Wash your tomatoes and peppers, carefully de-seeding the peppers and blend with 1 onion.

Add ginger, garlic, fresh thyme and bay leaves. Cover and cook on moderate heat until almost all of the water has been absorbed and the paste is beginning t stick to the bottom of your pot. If you are not using a non-stick pot, you will have to keep a close eye on your pot and cook so that your tomato paste doesn't start burning while it is still very "wet". Do not add any seasoning, not even salt, we just want the tomatoes to cook and the herbs to infuse into it.

Please note that too many bay leaves will leave you with a slightly bitter stew. For a medium pot of stew, do not exceed 3.

Wash and season your meat with salt, pepper, 2 seasoning cubes, 1 bay leaf, 1 whole chopped onion, curry powder, garlic and ginger and cook until it is half done. Do not drown your meat in water, you will get a bland tasting stock which will give you a bland tasting stew. Let your water only almost come up to the level of the meat.

Separate meat from stock and transfer meat to a foil lined oven tray and pop into the oven for 15 minutes at 375F until meat is fully cooked. Turn your oven to broil (if you're using a gas oven change the setting to roast or turn off the bottom and light the top depending on your cooker). Turn your meat every few minutes until your meat browns properly and dries up a bit. If you overdo it a bit, don't worry, it will get re-hydrated in the stew.
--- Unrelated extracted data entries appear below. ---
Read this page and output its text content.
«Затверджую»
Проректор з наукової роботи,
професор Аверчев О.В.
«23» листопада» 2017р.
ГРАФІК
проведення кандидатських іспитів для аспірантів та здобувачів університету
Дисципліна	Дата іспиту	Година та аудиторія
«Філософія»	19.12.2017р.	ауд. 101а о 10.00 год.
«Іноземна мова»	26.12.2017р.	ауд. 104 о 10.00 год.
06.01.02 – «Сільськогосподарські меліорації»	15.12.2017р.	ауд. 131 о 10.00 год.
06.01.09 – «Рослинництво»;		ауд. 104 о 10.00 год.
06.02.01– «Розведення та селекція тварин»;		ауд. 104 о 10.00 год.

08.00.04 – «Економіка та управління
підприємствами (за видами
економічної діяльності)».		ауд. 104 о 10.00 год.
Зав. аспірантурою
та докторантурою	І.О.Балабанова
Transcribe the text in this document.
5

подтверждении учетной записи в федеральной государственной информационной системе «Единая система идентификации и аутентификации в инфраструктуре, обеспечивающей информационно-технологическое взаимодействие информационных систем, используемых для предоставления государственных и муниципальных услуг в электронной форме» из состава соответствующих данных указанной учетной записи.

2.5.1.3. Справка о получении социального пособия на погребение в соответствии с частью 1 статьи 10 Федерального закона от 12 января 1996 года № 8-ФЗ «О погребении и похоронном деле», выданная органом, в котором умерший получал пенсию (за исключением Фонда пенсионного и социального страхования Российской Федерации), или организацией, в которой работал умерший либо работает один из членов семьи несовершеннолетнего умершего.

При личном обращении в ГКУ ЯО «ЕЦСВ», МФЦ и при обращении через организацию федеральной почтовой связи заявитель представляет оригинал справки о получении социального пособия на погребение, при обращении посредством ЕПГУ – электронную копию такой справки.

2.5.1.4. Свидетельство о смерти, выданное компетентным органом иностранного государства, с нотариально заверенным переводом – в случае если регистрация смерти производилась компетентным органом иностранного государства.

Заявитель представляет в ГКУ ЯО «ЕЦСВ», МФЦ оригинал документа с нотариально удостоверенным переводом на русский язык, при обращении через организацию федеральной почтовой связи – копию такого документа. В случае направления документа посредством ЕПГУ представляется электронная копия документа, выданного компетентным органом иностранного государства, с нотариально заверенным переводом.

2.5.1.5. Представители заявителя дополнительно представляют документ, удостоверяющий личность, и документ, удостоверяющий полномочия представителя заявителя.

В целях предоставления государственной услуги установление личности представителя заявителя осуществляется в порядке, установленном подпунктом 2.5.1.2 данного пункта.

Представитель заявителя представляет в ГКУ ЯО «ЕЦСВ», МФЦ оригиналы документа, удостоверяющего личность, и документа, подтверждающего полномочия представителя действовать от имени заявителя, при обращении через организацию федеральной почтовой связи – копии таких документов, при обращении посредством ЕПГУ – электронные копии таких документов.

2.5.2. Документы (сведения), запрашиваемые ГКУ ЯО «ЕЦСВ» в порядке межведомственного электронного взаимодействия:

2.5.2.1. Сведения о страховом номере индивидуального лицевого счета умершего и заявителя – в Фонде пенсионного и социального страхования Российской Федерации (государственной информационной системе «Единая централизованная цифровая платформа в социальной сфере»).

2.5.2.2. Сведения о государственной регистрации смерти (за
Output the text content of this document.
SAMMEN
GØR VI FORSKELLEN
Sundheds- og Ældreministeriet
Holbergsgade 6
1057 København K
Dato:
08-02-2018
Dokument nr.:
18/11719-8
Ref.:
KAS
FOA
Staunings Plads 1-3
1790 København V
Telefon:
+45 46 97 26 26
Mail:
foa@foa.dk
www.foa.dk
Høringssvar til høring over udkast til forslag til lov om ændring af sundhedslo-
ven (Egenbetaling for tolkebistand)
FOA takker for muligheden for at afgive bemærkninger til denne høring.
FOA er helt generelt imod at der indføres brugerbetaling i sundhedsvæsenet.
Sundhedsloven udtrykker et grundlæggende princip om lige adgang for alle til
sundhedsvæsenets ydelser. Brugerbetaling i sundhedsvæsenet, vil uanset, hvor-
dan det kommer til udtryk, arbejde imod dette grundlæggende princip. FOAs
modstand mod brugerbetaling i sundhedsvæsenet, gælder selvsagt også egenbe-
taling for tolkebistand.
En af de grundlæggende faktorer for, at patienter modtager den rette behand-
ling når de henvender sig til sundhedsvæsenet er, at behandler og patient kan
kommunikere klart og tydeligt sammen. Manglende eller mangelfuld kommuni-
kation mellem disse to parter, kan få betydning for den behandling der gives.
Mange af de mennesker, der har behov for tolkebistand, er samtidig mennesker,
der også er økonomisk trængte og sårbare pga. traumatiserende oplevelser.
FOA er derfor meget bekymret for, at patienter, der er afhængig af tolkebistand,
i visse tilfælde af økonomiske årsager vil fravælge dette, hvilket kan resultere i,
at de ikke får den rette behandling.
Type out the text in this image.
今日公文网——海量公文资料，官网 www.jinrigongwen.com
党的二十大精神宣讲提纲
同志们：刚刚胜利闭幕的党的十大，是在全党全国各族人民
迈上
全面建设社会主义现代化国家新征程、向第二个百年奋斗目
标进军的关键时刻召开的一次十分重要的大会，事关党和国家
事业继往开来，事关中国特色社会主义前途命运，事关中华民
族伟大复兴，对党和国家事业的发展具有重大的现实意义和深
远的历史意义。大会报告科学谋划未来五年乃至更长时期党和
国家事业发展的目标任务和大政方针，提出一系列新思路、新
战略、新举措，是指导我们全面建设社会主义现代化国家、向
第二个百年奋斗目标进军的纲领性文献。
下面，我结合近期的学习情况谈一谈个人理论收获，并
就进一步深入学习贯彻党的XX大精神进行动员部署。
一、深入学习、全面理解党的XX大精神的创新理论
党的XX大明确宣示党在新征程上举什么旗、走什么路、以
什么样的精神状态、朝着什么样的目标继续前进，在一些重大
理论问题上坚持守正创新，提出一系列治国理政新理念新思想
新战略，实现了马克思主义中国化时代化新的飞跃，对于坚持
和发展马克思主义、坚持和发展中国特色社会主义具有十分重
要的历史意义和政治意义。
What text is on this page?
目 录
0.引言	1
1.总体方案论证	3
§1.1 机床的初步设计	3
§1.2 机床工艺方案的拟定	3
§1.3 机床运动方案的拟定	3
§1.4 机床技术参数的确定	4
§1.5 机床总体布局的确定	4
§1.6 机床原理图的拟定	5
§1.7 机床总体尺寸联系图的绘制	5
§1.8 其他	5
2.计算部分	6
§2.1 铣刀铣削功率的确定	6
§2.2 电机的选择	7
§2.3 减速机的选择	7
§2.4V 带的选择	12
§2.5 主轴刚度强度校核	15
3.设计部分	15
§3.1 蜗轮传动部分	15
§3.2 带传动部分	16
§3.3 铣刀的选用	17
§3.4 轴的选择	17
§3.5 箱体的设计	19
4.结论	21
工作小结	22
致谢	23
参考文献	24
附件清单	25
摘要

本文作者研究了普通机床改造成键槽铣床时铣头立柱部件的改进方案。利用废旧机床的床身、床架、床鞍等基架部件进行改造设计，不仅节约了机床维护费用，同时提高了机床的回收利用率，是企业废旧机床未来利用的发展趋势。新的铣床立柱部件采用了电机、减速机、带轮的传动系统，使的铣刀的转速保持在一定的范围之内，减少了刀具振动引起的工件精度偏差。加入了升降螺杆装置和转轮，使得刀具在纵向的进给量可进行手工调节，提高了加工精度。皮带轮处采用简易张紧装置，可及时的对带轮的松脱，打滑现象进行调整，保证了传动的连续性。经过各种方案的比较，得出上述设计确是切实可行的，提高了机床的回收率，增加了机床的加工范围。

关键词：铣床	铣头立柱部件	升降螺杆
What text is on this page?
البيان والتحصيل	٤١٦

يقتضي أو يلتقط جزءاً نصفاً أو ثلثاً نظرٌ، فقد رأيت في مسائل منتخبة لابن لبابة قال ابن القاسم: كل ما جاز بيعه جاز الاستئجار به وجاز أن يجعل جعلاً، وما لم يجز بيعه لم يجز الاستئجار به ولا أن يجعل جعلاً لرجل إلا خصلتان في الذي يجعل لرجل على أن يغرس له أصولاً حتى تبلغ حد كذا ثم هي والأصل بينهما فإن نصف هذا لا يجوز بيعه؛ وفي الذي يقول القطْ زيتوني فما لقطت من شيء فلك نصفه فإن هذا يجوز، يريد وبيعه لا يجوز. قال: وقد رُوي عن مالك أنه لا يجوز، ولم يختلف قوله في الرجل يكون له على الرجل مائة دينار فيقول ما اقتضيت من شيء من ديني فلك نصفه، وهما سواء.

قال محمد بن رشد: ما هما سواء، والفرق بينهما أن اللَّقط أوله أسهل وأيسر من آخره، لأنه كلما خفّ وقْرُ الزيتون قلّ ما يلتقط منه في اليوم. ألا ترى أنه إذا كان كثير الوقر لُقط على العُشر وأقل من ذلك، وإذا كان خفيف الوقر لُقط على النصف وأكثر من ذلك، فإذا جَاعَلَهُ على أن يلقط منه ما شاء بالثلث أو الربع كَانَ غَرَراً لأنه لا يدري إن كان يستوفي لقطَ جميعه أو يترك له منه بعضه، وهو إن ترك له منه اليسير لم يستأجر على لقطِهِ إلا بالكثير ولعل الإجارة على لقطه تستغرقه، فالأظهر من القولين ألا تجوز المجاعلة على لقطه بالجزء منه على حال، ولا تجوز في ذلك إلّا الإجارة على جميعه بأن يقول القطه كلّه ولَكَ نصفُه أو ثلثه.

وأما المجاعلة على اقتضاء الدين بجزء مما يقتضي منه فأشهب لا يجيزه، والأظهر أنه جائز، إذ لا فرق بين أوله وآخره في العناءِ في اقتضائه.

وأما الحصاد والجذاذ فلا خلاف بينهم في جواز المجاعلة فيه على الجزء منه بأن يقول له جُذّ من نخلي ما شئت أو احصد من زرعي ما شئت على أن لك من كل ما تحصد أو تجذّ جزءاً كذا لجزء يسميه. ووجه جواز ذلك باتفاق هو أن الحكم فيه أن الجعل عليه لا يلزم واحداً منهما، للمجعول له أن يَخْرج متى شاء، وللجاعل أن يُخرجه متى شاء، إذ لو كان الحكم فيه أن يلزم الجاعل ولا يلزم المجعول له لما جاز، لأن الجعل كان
This is my step that keeps me from deep frying meat. If you would rather deep fry, go right ahead.

When your tomato has cooked, take it off the heat and add vegetable oil and stir carefully. Again, be careful because the tomatoes will be extremely hot, bubbly and "spitting" all over the place, this is why i like to do this off the cooker. A hot tomato and pepper burn is no fun!

Fish out the stems of the frsh tyhyme and discard. Add 2 seasoning cubes and a pinch of salt only, remember you still have your meat stock. Put the pot back on and turn the heat down to medium-low. Cover the pot and allow the oil to fry the tomatoes.

Tip #2 - The smaller your bubbles become the more water you have cooked off.

Pour in your meat stock.

Re-introduce your meat into the stew.

Stir, taste for seasoning and cook to your desired consistency.

Serve with hot white rice, plain pasta, boiled yam or potates, okra soup or jollof rice.